Anita's argument is not invalid overall; it just needs to be modified with extra information. I do take umbrage with her not accepting criticism, because that's how these theories become bullet-proof and strong. You have to allow dissenting points of view to come in, otherwise you're just as bad as the people you claim are oppressing you. When I was in the more liberal art-y part of college, they call what Anita did a violation of the Parlor Analogy. Basically, if you try and write an academic article (a critique of Moby Dick, say), you can't just walk into the parlor where people have been having conversations for years and shout. You need to come in, meet some people, find out what the general feel is, and then add your opinion while acknowledging all the work that's been done.

This is NOT what Anita did. She took a subject that she was not familiar with, cherry-picked examples, and then put up a long series of videos addressing what she thought about her picked cherries. That is not an academic way to handle any subject. It is akin to saying the Bible is anti-gay based on Leviticus, completely missing that part in the NT where Jesus says "Love everyone as yourself." That she was surprised by the reaction is just another indicator of how far-removed from the subject she is. Do I really need to say I don't condone threats of any kind? But anyone who's been on the internet for more than 10 whole minutes will know you're not supposed to feed trolls, especially those of the anon variety.

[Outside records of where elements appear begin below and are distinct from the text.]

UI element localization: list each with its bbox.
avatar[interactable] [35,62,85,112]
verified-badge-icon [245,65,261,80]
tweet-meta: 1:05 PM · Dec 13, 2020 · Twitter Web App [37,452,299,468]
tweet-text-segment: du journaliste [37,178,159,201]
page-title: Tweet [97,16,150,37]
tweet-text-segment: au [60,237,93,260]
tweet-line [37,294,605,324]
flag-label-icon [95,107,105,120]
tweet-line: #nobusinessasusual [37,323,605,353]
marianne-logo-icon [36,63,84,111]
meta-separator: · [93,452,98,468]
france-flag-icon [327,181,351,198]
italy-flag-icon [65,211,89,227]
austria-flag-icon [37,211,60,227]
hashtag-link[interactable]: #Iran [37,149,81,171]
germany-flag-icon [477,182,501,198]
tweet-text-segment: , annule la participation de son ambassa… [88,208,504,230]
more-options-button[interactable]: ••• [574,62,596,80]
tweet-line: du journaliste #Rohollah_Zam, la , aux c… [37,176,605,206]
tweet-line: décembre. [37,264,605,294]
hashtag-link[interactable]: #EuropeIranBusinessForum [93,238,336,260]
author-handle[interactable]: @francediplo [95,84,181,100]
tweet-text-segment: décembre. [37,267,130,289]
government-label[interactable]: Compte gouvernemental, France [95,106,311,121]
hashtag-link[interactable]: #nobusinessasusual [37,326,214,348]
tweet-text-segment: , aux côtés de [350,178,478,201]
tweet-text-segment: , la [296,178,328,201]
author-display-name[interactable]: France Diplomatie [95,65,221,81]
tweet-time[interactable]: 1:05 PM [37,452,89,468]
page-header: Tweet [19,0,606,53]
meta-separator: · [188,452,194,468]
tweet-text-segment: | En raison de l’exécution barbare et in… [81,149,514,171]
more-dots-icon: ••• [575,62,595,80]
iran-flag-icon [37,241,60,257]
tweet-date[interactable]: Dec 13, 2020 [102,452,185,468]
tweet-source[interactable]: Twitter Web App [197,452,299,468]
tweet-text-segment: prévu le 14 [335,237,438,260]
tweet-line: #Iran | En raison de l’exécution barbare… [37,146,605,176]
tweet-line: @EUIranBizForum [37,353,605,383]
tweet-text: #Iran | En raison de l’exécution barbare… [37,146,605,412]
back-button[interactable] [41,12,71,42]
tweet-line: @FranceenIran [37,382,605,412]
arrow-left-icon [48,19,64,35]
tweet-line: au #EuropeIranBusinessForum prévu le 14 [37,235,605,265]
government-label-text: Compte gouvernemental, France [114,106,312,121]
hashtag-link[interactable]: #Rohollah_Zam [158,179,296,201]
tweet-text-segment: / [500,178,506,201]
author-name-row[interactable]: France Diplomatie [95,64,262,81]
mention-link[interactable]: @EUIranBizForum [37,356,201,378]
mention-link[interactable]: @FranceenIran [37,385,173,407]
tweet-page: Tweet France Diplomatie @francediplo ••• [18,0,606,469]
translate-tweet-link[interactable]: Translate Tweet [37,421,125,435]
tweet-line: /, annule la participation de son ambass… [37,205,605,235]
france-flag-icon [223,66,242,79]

There's a great deal of good discussion about this, and I tip my hat to Anita for kicking it off. But I watched her videos and her examples are horrible. While Poisoning the Well is a logical fallacy, it does weaken the argument automatically in one's mind. It'd be like going to Bible study thinking that the Bible is anti-gay based on Leviticus, hearing the Jesus said that, and then continuing (unmodified) to say the Bible is anti-gay. I don't deny that there is an issue in gaming with minorities. That's pretty well-known. But should we break pre-existing games for people who don't seem to want to play them anyway? New ones, yes. Ubisoft is pretty clearly BS-ing with their "cost" talk about female player-characters. It's incredibly fair to lob criticism at them. Gaming in the past was quite male-dominated, and I see no problem with pointing that out either. It might even be fair to lob that criticism at current games. However, it must be done in an honest way. Nothing about shouting into the parlor is honest. It's self-righteousness about self-importance.